Entre millones de servidores que estan a tus pies, elegiste al peor.
Uno débil y sensible, frágil cual rosa, tan fácil de desbordar y manipular.
Tan fácil de torturar en dos tiempos, los celos me deboran día y noche, mi silencio es lo peor.
Mi cuerpo puede sentir aquel escalofrío recorrer cada estación, mis pies y manos me delatan, mi mirada lo esta diciendo todo.
“Que miedo amarla, bella princesa.”
No me dan agallas para decirle cuanto la quiero, a mi manera no parece ser la respuesta.
He copiado actitudes, todas parecen gustarle, no lo entiendo.
¿Tan difícil es entender miradas eternas?
¿Que la aprecio incluso dormida?
¿Admirar sus pies como pelo no parece gustarle?
¿Será mi silencio que no le llama la atención?
No lo sé, solamente dan ganas de empezar todo desde cero.
Pero aún así, después de toda negatividad, sigo adelante gracias a su sonrisa, bella princesa.

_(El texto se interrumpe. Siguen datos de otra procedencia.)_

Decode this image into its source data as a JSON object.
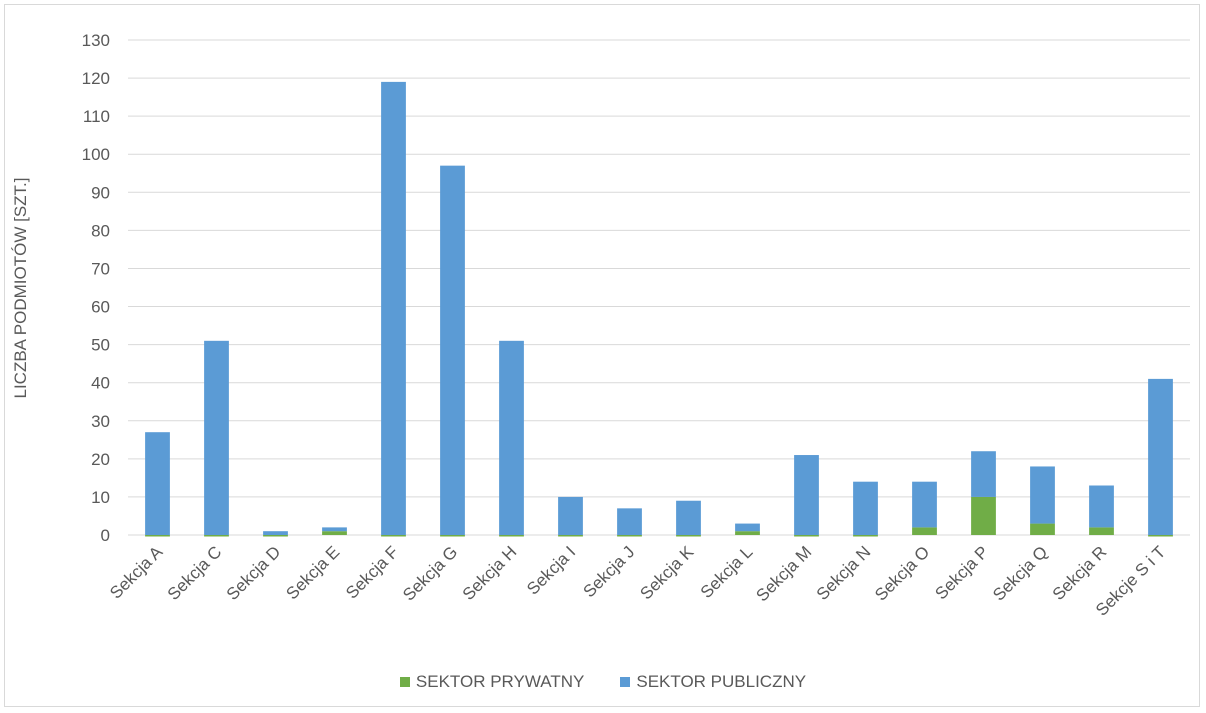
{
  "chart_data": {
    "type": "bar",
    "stacked": true,
    "title": "",
    "xlabel": "",
    "ylabel": "LICZBA PODMIOTÓW [SZT.]",
    "ylim": [
      0,
      130
    ],
    "yticks": [
      0,
      10,
      20,
      30,
      40,
      50,
      60,
      70,
      80,
      90,
      100,
      110,
      120,
      130
    ],
    "grid": true,
    "legend_position": "bottom",
    "categories": [
      "Sekcja A",
      "Sekcja C",
      "Sekcja D",
      "Sekcja E",
      "Sekcja F",
      "Sekcja G",
      "Sekcja H",
      "Sekcja I",
      "Sekcja J",
      "Sekcja K",
      "Sekcja L",
      "Sekcja M",
      "Sekcja N",
      "Sekcja O",
      "Sekcja P",
      "Sekcja Q",
      "Sekcja R",
      "Sekcje S i T"
    ],
    "series": [
      {
        "name": "SEKTOR PRYWATNY",
        "color": "#70ad47",
        "values": [
          0,
          0,
          0,
          1,
          0,
          0,
          0,
          0,
          0,
          0,
          1,
          0,
          0,
          2,
          10,
          3,
          2,
          0
        ]
      },
      {
        "name": "SEKTOR PUBLICZNY",
        "color": "#5b9bd5",
        "values": [
          27,
          51,
          1,
          1,
          119,
          97,
          51,
          10,
          7,
          9,
          2,
          21,
          14,
          12,
          12,
          15,
          11,
          41
        ]
      }
    ]
  }
}
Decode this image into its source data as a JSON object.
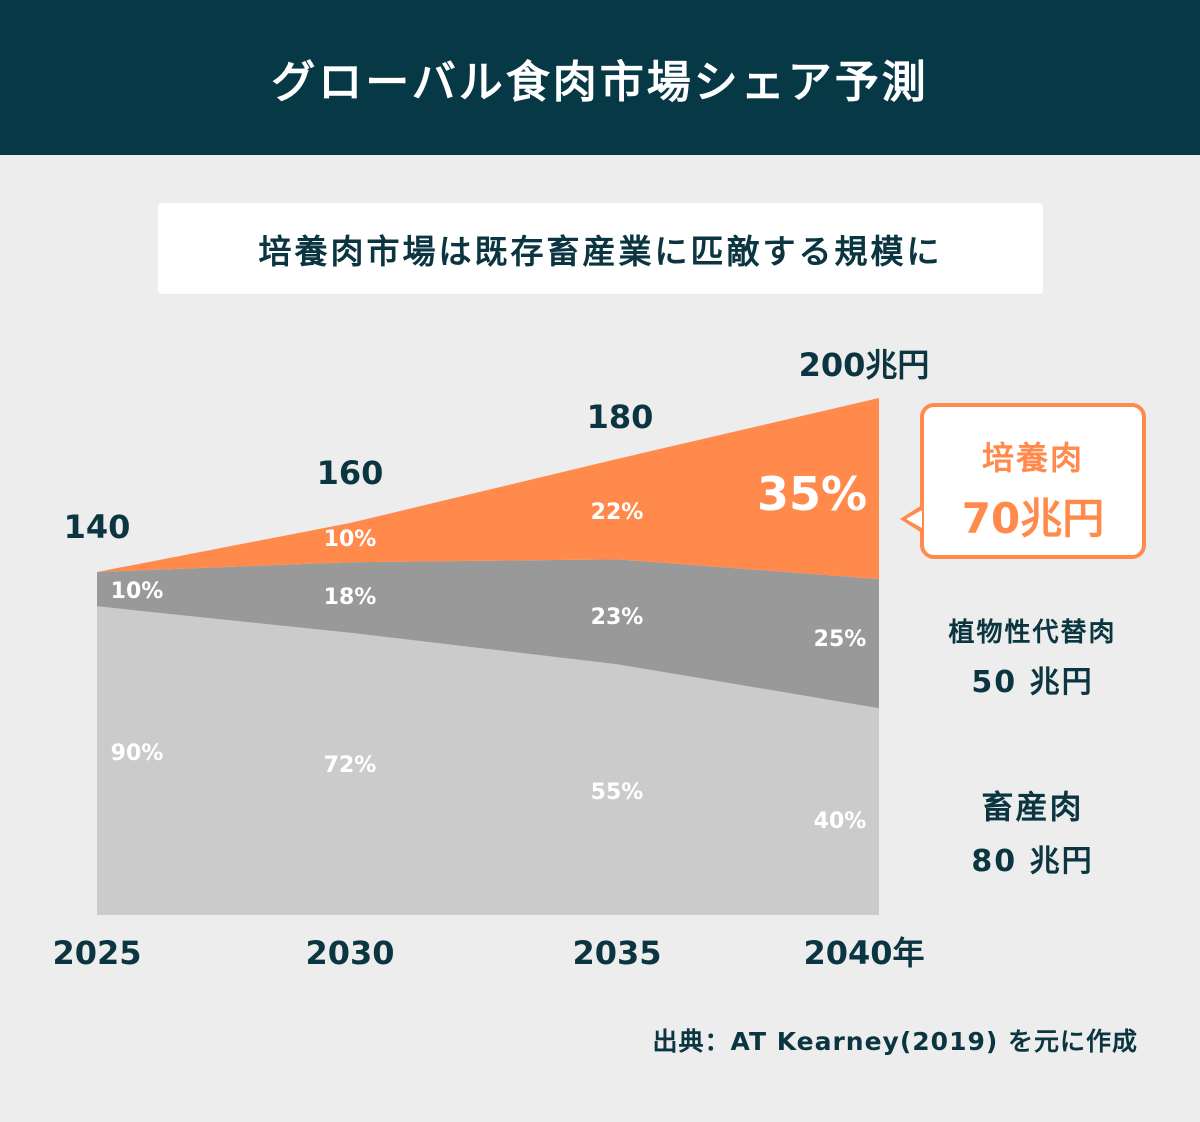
{
  "header": {
    "title": "グローバル食肉市場シェア予測"
  },
  "subtitle": "培養肉市場は既存畜産業に匹敵する規模に",
  "source": "出典：AT Kearney(2019) を元に作成",
  "chart_data": {
    "type": "area",
    "stacked": true,
    "title": "グローバル食肉市場シェア予測",
    "x": [
      "2025",
      "2030",
      "2035",
      "2040年"
    ],
    "totals": [
      140,
      160,
      180,
      200
    ],
    "total_labels": [
      "140",
      "160",
      "180",
      "200兆円"
    ],
    "series": [
      {
        "name": "畜産肉",
        "color": "#cbcbcb",
        "share_pct": [
          90,
          72,
          55,
          40
        ],
        "labels": [
          "90%",
          "72%",
          "55%",
          "40%"
        ]
      },
      {
        "name": "植物性代替肉",
        "color": "#999999",
        "share_pct": [
          10,
          18,
          23,
          25
        ],
        "labels": [
          "10%",
          "18%",
          "23%",
          "25%"
        ]
      },
      {
        "name": "培養肉",
        "color": "#ff8a4c",
        "share_pct": [
          0,
          10,
          22,
          35
        ],
        "labels": [
          "",
          "10%",
          "22%",
          "35%"
        ]
      }
    ],
    "end_labels": [
      {
        "name": "培養肉",
        "value": "70兆円"
      },
      {
        "name": "植物性代替肉",
        "value": "50 兆円"
      },
      {
        "name": "畜産肉",
        "value": "80 兆円"
      }
    ],
    "legend": "right",
    "grid": false
  }
}
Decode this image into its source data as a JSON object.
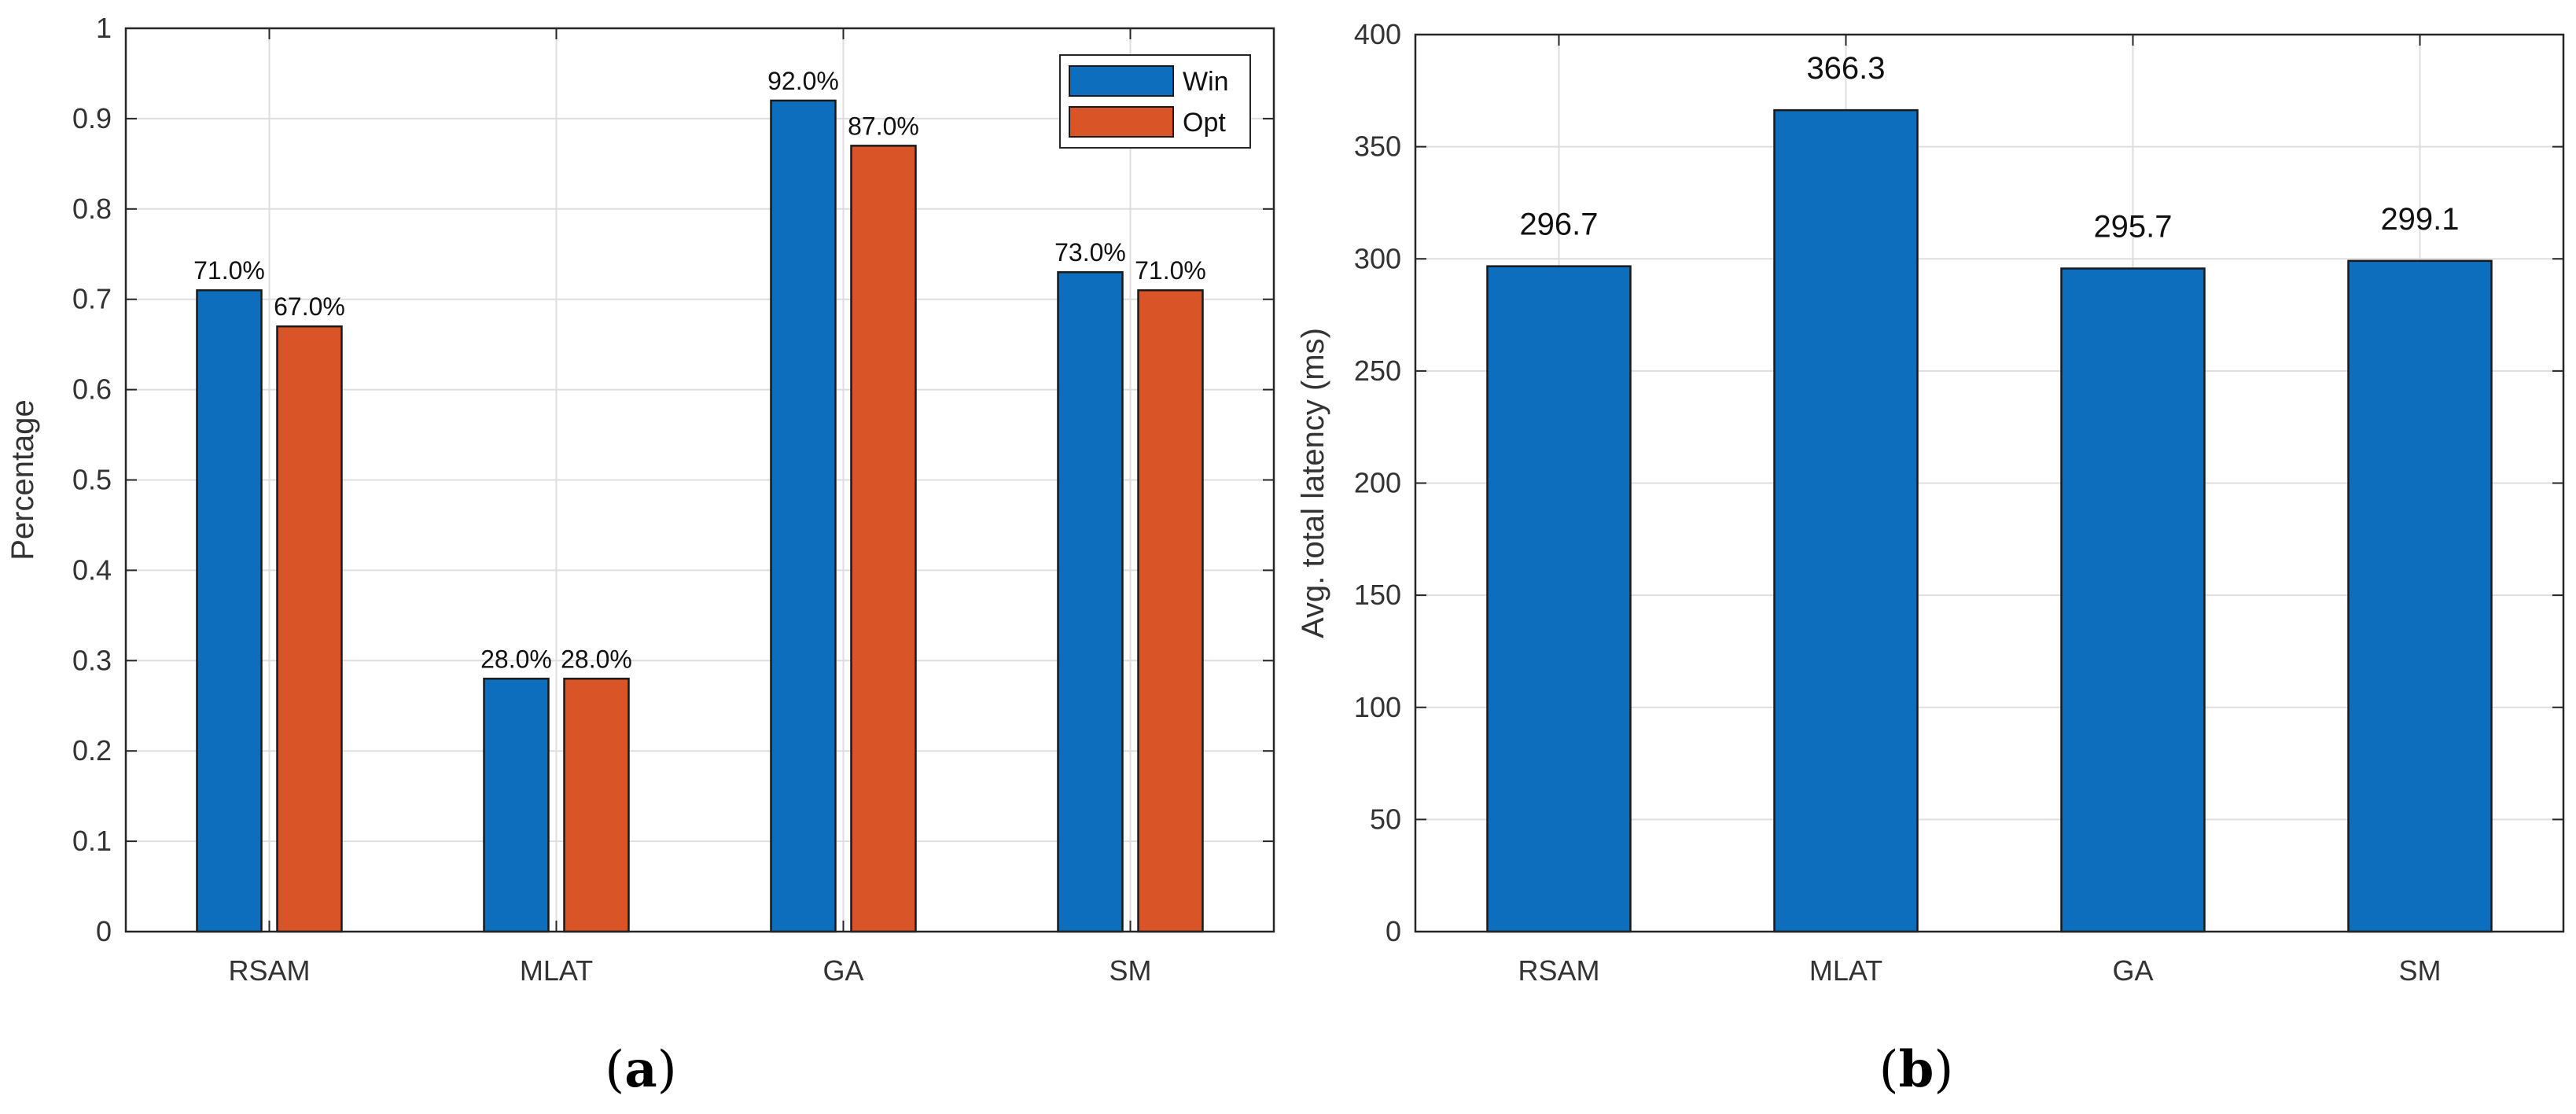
{
  "chart_data": [
    {
      "type": "bar",
      "caption": "(a)",
      "caption_letter": "a",
      "categories": [
        "RSAM",
        "MLAT",
        "GA",
        "SM"
      ],
      "series": [
        {
          "name": "Win",
          "color": "#0C6EBD",
          "values": [
            0.71,
            0.28,
            0.92,
            0.73
          ],
          "labels": [
            "71.0%",
            "28.0%",
            "92.0%",
            "73.0%"
          ]
        },
        {
          "name": "Opt",
          "color": "#D95427",
          "values": [
            0.67,
            0.28,
            0.87,
            0.71
          ],
          "labels": [
            "67.0%",
            "28.0%",
            "87.0%",
            "71.0%"
          ]
        }
      ],
      "ylabel": "Percentage",
      "xlabel": "",
      "ylim": [
        0,
        1
      ],
      "yticks": [
        "0",
        "0.1",
        "0.2",
        "0.3",
        "0.4",
        "0.5",
        "0.6",
        "0.7",
        "0.8",
        "0.9",
        "1"
      ],
      "grid": true,
      "legend_position": "top-right"
    },
    {
      "type": "bar",
      "caption": "(b)",
      "caption_letter": "b",
      "categories": [
        "RSAM",
        "MLAT",
        "GA",
        "SM"
      ],
      "series": [
        {
          "name": "Avg. total latency",
          "color": "#0C6EBD",
          "values": [
            296.7,
            366.3,
            295.7,
            299.1
          ],
          "labels": [
            "296.7",
            "366.3",
            "295.7",
            "299.1"
          ]
        }
      ],
      "ylabel": "Avg. total latency (ms)",
      "xlabel": "",
      "ylim": [
        0,
        400
      ],
      "yticks": [
        "0",
        "50",
        "100",
        "150",
        "200",
        "250",
        "300",
        "350",
        "400"
      ],
      "grid": true
    }
  ]
}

Se volvió una luz desde que apareció, solo lo nege por temor a lastimarla.
Temo perderla, a que haga caso a mis palabras, y recapacite y se de cuenta de lo que soy.
Quien soy, que hago con mi vida, a todo aquello que no le llame la atención.
Aun asi, la querré, y me querrá.
Bella princesa..
¿Me permite esta pieza llamada eternidad del amor?